Catching failures of failures at big-data clusters
A two-level neural network approach
More Info
expand_more
Abstract
Big-data applications are becoming the core of today's business operations, featuring complex data structures and high task fan-out. According to the publicly available Google trace, more than 40% of big-data jobs do not reach successful completion. Interestingly, a significant portion of tasks of such failed jobs undergo multiple types of repetitive failed executions and consume a non-negligible amount of resources. To conserve resources for big-data clusters, it is imperative to capture such failed tasks of failed jobs, a very challenging problem due to multiple types of failures associated with tasks and highly uneven tasks distribution.
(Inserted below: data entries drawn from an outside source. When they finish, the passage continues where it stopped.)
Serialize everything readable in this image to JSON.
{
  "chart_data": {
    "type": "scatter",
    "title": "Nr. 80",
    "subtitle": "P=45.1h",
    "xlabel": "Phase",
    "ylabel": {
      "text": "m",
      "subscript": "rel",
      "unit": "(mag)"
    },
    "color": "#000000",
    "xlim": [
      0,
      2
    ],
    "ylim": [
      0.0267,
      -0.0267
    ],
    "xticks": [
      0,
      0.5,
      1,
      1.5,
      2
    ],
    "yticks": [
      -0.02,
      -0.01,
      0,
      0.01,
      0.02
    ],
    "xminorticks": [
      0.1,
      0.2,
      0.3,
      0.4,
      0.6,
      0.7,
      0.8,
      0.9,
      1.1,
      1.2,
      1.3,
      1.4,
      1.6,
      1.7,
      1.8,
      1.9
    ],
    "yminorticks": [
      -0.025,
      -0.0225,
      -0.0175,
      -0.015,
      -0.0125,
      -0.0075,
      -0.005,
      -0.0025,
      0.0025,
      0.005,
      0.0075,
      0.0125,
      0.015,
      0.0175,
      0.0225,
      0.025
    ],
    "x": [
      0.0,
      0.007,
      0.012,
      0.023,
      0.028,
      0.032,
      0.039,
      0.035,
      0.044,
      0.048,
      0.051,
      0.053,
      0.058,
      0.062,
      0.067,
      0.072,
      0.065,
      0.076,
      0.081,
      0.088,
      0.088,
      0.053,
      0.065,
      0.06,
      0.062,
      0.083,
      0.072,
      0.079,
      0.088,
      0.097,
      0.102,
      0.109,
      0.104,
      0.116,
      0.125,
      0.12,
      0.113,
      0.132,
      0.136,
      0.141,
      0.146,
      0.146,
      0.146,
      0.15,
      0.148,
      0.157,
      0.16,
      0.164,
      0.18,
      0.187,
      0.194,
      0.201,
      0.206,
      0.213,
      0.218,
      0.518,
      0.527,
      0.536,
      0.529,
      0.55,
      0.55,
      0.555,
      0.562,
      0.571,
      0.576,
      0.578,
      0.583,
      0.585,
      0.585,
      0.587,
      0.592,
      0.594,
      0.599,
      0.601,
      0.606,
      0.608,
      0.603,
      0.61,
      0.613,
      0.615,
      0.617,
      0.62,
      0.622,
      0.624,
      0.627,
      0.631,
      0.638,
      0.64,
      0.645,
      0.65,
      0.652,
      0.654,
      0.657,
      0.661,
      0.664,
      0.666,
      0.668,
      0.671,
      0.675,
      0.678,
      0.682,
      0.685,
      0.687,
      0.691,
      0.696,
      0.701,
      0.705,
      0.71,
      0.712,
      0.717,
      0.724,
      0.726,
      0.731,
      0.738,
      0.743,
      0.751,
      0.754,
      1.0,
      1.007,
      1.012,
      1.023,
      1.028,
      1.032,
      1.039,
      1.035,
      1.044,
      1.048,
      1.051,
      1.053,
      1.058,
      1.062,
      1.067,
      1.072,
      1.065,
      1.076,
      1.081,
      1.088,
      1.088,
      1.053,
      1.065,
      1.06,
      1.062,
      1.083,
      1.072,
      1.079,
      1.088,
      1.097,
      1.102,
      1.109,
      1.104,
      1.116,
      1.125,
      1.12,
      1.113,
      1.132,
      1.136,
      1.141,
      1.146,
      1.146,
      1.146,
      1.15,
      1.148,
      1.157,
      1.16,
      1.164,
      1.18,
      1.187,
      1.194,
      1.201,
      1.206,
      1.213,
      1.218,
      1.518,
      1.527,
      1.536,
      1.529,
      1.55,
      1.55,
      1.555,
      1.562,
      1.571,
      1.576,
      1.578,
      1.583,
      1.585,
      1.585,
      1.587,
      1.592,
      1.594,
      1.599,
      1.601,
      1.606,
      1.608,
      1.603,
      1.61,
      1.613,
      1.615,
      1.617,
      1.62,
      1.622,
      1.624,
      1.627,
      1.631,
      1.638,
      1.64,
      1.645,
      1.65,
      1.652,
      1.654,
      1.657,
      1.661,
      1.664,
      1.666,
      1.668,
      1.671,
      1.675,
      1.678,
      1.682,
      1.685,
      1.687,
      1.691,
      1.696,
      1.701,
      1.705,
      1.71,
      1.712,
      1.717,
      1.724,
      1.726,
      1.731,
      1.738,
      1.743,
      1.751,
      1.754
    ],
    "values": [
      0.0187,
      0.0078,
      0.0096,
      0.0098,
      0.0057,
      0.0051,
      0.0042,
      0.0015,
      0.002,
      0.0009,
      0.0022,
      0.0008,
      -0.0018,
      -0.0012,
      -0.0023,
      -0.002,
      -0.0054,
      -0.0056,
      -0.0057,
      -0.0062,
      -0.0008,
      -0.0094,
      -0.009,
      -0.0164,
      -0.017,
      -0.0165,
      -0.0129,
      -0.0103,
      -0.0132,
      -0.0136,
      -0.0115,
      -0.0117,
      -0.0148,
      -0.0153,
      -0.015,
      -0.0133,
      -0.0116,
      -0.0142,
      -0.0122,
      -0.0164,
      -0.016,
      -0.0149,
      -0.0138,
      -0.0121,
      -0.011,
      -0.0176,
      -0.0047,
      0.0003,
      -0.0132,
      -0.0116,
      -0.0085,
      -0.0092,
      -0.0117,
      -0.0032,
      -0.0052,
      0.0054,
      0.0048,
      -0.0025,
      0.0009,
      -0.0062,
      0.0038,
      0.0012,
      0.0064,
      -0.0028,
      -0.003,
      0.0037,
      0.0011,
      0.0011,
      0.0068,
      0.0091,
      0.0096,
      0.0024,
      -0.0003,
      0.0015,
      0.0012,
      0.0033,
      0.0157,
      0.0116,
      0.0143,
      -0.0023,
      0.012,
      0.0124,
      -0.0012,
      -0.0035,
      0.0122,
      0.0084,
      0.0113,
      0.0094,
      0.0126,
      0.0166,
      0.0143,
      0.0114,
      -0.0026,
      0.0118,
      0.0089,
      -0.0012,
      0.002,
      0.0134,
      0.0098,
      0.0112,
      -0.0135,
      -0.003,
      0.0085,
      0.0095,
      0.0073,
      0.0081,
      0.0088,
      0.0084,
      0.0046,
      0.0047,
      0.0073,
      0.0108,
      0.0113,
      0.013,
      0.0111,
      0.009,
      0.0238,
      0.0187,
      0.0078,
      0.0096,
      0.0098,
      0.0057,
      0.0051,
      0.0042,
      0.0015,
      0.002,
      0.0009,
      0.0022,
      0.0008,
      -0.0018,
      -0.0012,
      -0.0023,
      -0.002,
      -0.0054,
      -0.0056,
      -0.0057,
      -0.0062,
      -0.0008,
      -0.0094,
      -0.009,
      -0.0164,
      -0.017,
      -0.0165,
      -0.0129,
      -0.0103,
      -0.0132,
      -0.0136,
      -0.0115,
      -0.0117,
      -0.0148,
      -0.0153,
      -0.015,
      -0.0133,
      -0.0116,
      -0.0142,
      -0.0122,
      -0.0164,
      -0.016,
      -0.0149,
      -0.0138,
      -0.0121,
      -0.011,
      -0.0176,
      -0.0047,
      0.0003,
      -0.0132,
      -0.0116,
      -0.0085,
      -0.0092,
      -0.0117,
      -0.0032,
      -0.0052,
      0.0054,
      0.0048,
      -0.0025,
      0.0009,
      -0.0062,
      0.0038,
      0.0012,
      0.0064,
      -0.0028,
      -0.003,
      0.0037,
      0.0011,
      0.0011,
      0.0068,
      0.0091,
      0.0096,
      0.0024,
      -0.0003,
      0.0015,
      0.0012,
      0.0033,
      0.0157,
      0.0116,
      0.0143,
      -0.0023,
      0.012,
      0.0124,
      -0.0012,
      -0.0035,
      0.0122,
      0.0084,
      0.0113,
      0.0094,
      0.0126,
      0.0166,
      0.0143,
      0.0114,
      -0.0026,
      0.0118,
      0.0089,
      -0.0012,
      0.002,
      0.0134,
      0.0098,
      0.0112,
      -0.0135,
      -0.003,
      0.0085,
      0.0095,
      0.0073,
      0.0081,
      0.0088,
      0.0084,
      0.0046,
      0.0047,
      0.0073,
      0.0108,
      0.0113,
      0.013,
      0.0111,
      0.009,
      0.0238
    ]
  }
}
In this paper, we develop an on-line two-level Neural Network (NN) model which can accurately untangle the complex dependencies among tasks and jobs, and predict their execution classes in an extremely dynamic and heterogeneous system. Our proposed NN model predicts first the job class, and secondly three classes of failed tasks of failed jobs, based on a sliding learning window. Furthermore, we develop resource conservation policies that terminate failed tasks of failed jobs after a grace period that is derived from prediction confidences and task execution times. Overall, evaluating our results on a Google cluster trace, we are able to accurately capture failures of failures at big-data clusters, mitigate false negative tasks to 1%, and efficiently save system resources, achieving significant reductions of CPU, memory and disk consumption - as high as 49%.